Portal Politico pisze natomiast, że Komisja Europejska zwróciła się do swoich komisarzy z prośbą, aby nie uczestniczyli w nieformalnych spotkaniach ministrów podczas węgierskiej prezydencji w Radzie UE.
Portal powołuje się przy tym na "trzech urzędników UE" zaznajomionych ze sprawą. Jeden z nich dodał, że KE ma nadzieję, że wysyłając na spotkania jedynie urzędników, da Budapesztowi sygnał, że "lekceważące traktowanie prezydencji UE jest niedopuszczalne".
Dalsza część artykułu pod materiałem wideo
Kontrowersje wokół przewodnictwa Węgier
Po przejęciu przewodnictwa w Radzie Unii Europejskiej przez Węgry 1 lipca premier tego kraju Viktor Orban złożył wizyty w Kijowie, Moskwie i Pekinie, co wywołało duże kontrowersje. Nie poinformował wcześniej o swoich planach innych stolic, a w informacjach prasowych Węgry prezentowały logo swojej prezydencji, co mogło sprawiać wrażenie, że Orban reprezentuje w rozmowach Unię.

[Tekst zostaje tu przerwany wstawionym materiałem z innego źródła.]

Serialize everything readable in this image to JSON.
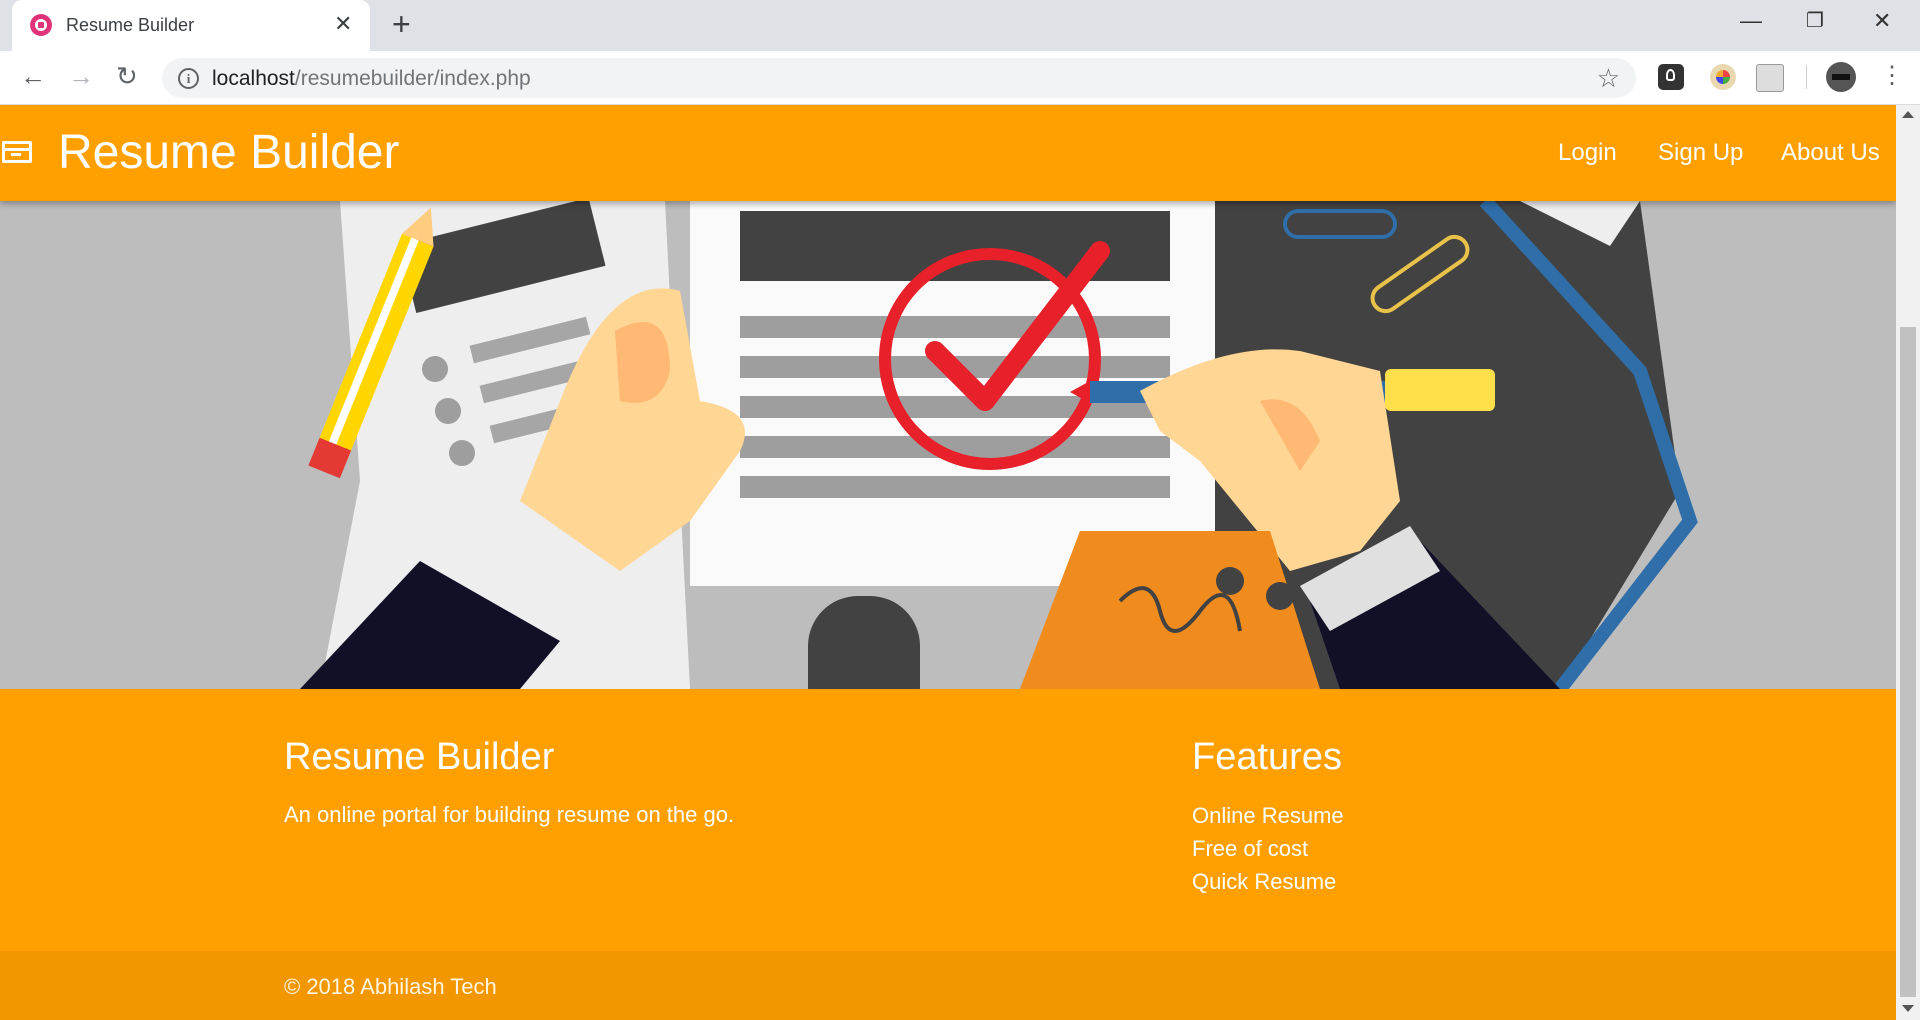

Ambasadorowie 25 krajów członkowskich skrytykowali węgierską prezydencję (od głosu wstrzymała się tylko Słowacja). Dyskutowany jest także bojkot nieformalnego posiedzenia ministrów spraw zagranicznych, które ma odbyć się pod koniec sierpnia w Budapeszcie - jest możliwe, że posiedzenie formalne odbędzie się w Brukseli. Decyzja w tej sprawie może zapaść w przyszłym tygodniu.